VPN Problem

[funkbass81]

having a problem with one site-to-site VPN. my site has 2 subnets which go over this tunnel to the other site. the problem i'm having is that only one of the subnets are able to send and receive traffic while the other one can't. also, for some reason the other site's internal subnet is showing in my routing table as an outside network. attached is the config of my ASA.





right now the tunnel is up, heres what the routing table looks like.


C 192.168.134.0 255.255.255.0 is directly connected, inside
C x is directly connected, outside
O 172.16.134.0 255.255.255.248 [110/11] via 192.168.134.2, 23:07:05, inside
O 172.16.1.0 255.255.255.0 [110/11] via 192.168.134.2, 23:07:05, inside
S 172.21.221.0 255.255.255.0 [1/0] via 65.223.214.49, outside
C 127.0.0.0 255.255.0.0 is directly connected, cplane
S* 0.0.0.0 0.0.0.0 [1/0] via x , outside

any help is appreciated.



edited because of own stupidity

 

[narzy]

you are now going to want to change all of the passwords on that device and rebuild the crypto keys since you've posted them basically in plain text on to the internet and have given us your external ip address. And if you've used those passwords on any other devices/accounts it's be a good idea to change them as well...

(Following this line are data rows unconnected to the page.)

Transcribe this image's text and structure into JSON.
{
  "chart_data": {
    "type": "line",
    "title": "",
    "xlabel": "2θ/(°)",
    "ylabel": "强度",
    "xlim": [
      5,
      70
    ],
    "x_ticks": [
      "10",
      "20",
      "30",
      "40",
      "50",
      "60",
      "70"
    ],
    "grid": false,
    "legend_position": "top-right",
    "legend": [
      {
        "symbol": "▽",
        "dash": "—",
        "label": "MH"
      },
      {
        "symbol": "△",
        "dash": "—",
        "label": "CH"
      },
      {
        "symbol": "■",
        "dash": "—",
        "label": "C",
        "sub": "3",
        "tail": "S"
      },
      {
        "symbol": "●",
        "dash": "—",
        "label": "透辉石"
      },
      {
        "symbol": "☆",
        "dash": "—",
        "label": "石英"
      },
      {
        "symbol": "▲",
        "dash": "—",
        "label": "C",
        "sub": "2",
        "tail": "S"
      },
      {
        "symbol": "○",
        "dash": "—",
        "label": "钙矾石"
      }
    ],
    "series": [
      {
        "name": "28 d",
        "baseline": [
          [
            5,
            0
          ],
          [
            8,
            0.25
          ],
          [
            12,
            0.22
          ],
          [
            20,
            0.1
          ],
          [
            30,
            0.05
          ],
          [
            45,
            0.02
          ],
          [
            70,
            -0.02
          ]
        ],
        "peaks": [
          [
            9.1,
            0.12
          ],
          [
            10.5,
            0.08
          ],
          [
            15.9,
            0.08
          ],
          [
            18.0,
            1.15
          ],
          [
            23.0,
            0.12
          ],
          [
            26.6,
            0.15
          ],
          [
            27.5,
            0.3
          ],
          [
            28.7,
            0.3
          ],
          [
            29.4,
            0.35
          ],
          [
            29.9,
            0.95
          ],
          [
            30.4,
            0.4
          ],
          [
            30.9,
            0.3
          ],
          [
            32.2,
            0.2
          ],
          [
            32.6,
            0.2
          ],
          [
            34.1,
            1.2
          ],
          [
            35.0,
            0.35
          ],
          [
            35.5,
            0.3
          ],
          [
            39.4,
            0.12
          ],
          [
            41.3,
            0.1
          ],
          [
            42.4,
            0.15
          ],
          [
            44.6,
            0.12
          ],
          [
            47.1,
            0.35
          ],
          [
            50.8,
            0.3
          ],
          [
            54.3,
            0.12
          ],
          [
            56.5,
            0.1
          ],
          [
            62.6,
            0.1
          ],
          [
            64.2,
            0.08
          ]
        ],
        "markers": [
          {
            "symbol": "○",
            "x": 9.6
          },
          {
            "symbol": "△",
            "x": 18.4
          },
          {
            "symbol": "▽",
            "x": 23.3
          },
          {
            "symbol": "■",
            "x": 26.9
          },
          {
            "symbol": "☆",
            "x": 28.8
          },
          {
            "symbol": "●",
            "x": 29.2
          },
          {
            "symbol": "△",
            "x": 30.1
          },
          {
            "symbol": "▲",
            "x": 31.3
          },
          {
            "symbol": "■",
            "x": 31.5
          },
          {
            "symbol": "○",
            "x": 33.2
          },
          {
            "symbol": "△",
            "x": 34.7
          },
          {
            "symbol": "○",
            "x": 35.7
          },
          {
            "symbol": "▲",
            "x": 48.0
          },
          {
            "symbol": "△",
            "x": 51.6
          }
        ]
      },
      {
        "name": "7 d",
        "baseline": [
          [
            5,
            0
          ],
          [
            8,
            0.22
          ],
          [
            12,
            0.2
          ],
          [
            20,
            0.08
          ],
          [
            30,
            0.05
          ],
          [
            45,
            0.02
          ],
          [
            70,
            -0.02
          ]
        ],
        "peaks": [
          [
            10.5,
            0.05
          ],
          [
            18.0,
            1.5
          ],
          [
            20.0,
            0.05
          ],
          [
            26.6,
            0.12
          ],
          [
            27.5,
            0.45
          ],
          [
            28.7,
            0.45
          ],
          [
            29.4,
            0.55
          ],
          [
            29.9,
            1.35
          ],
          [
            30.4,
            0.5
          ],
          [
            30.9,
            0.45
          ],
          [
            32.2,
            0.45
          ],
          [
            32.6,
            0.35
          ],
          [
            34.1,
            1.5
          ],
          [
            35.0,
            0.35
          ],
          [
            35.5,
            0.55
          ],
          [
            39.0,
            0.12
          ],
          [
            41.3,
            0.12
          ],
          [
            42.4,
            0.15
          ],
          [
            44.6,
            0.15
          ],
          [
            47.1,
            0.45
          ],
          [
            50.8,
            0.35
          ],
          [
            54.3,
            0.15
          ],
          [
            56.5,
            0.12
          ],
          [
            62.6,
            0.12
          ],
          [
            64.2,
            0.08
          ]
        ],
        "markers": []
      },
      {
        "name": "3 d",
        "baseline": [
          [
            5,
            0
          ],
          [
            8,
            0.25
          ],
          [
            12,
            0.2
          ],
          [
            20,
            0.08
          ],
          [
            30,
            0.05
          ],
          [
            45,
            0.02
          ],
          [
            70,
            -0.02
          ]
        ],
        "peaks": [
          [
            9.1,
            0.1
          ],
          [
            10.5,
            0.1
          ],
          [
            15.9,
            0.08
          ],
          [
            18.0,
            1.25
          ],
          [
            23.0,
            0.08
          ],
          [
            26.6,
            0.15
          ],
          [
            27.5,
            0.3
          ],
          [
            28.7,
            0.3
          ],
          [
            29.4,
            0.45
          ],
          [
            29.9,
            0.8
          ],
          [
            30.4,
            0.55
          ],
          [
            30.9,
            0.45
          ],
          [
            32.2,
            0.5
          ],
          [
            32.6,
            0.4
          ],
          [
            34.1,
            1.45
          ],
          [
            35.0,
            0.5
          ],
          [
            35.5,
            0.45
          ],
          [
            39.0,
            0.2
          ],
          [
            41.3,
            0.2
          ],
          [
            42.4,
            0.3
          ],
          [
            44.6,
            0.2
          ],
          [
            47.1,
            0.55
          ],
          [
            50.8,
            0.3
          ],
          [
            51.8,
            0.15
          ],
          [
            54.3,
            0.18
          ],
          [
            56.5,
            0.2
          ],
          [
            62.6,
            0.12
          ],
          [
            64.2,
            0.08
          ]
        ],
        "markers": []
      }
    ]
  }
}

Never EVER post a running config file without scrubbbing user information / passwords / network information that could be used to identify the network.

 

[funkbass81]

the username x part? thats not a valid username

 

[RadiclDreamer]

Originally posted by: funkbass81
the username x part? thats not a valid username

It doesnt matter, as a precaution I would advise changing it as well. Half of your security info has been made public. The chance is small but real that someone could do damage with it

 

[funkbass81]

i realized that, so i did change that info as well as the keys.

 

[narzy]

enable password sC9...encrypted

Management Console password
passwd 2KF...encrypted

username x password U46...encrypted privilege 15
although the UN is not known I do know the pass, it is much easier to capture a username then a password...

I know a lot about how your internal network is configured, what your firewall is logging, what it is inspecting (and more importantly what it is not...)
how you encrypt traffic and at least 1 key

I also know 1 external address
S 172.21.221.0 255.255.255.0 [1/0] via 65.X.X.X, outside

Originally posted by: funkbass81
i realized that, so i did change that info as well as the keys.

good man ...

and I don't think it was stupidity more then just simple oversight, you have trust in this community and that is a great thing, sometimes we just need to watch each others back .

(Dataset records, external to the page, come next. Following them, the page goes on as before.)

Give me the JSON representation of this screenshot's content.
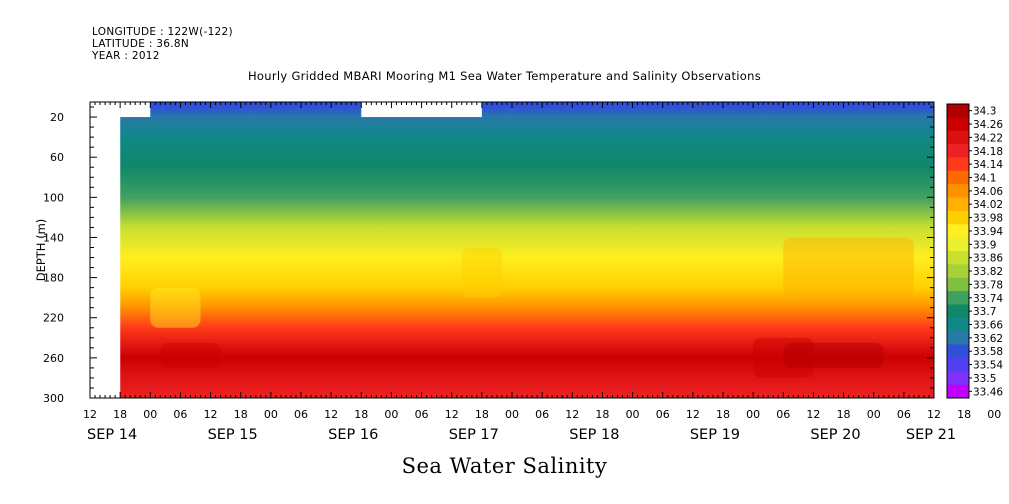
{
  "header": {
    "longitude": "LONGITUDE : 122W(-122)",
    "latitude": "LATITUDE : 36.8N",
    "year": "YEAR : 2012"
  },
  "chart_data": {
    "type": "heatmap",
    "title": "Hourly Gridded MBARI Mooring M1 Sea Water Temperature and Salinity Observations",
    "xlabel": "Sea Water Salinity",
    "ylabel": "DEPTH (m)",
    "y_ticks": [
      20,
      60,
      100,
      140,
      180,
      220,
      260,
      300
    ],
    "ylim": [
      300,
      5
    ],
    "xlim_hours": [
      -12,
      156
    ],
    "x_hour_ticks": [
      "12",
      "18",
      "00",
      "06",
      "12",
      "18",
      "00",
      "06",
      "12",
      "18",
      "00",
      "06",
      "12",
      "18",
      "00",
      "06",
      "12",
      "18",
      "00",
      "06",
      "12",
      "18",
      "00",
      "06",
      "12",
      "18",
      "00",
      "06",
      "12",
      "18",
      "00",
      "06",
      "12"
    ],
    "x_day_labels": [
      {
        "label": "SEP 14",
        "hour": -12
      },
      {
        "label": "SEP 15",
        "hour": 12
      },
      {
        "label": "SEP 16",
        "hour": 36
      },
      {
        "label": "SEP 17",
        "hour": 60
      },
      {
        "label": "SEP 18",
        "hour": 84
      },
      {
        "label": "SEP 19",
        "hour": 108
      },
      {
        "label": "SEP 20",
        "hour": 132
      },
      {
        "label": "SEP 21",
        "hour": 151
      }
    ],
    "colorbar_levels": [
      "34.3",
      "34.26",
      "34.22",
      "34.18",
      "34.14",
      "34.1",
      "34.06",
      "34.02",
      "33.98",
      "33.94",
      "33.9",
      "33.86",
      "33.82",
      "33.78",
      "33.74",
      "33.7",
      "33.66",
      "33.62",
      "33.58",
      "33.54",
      "33.5",
      "33.46"
    ],
    "colorbar_colors": [
      "#b00000",
      "#cc0000",
      "#dd1010",
      "#ee2222",
      "#ff3a1a",
      "#ff6a00",
      "#ff9000",
      "#ffb000",
      "#ffd000",
      "#ffee20",
      "#e8f030",
      "#c8e030",
      "#a8d038",
      "#80c040",
      "#40a060",
      "#108868",
      "#108888",
      "#2878a8",
      "#3050d8",
      "#5040f0",
      "#8030ff",
      "#c000ff"
    ],
    "profile": [
      {
        "depth": 10,
        "salinity": 33.56
      },
      {
        "depth": 20,
        "salinity": 33.6
      },
      {
        "depth": 40,
        "salinity": 33.64
      },
      {
        "depth": 70,
        "salinity": 33.68
      },
      {
        "depth": 100,
        "salinity": 33.74
      },
      {
        "depth": 130,
        "salinity": 33.84
      },
      {
        "depth": 160,
        "salinity": 33.92
      },
      {
        "depth": 190,
        "salinity": 33.98
      },
      {
        "depth": 210,
        "salinity": 34.06
      },
      {
        "depth": 230,
        "salinity": 34.16
      },
      {
        "depth": 250,
        "salinity": 34.2
      },
      {
        "depth": 260,
        "salinity": 34.24
      },
      {
        "depth": 275,
        "salinity": 34.2
      },
      {
        "depth": 300,
        "salinity": 34.18
      }
    ]
  }
}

As for you VPN problem, I have no clue, way over my head...I've never set up a VPN, not quite sure how they work, and use Himachi right now for my VPN needs.

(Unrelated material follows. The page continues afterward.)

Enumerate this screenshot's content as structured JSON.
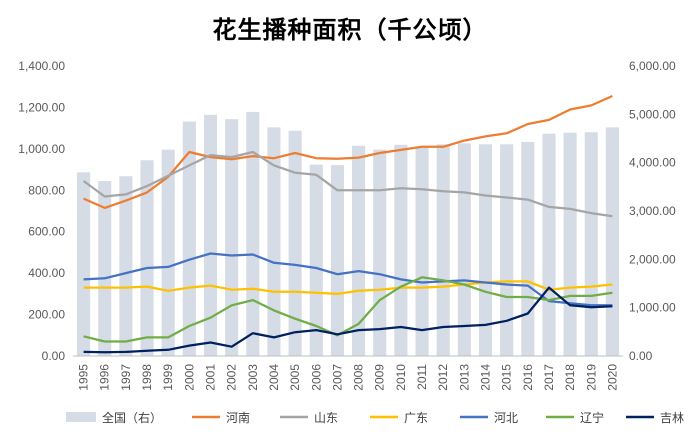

how far can the second subnet get? what type of logging have you done? sounds like a misconfigured route somewhere...but again I don't really know where to start on this one.


other cisco guru's?!??! HEALP!!!!

 

[funkbass81]

the second subnet (the 172 thats being seen as an outside route) gets added to the tunnel, but no traffic goes over it. if i look at the ipsec counters for that tunnel, the only number that increments are the number of packets decapsulated and decrypted. the remote side cant ping anything on the second subnet here (local).

 

[funkbass81]

when i look at the ipsec counters for this tunnel, it shows that its only decapsulating/decrypting packets, and not encrypting them for the other site. i'm stumped. checked crypto maps, transform sets, ike policies, and they all match the other side. any help is appreciated.

 

[BornStar]

I can't see the config but have you set up your second subnet not to NAT over the VPN? Also, in my experience (fairly limited) VPNs show up as being outside, they just bypass the access lists.

edit: You still have a public IP in your routes.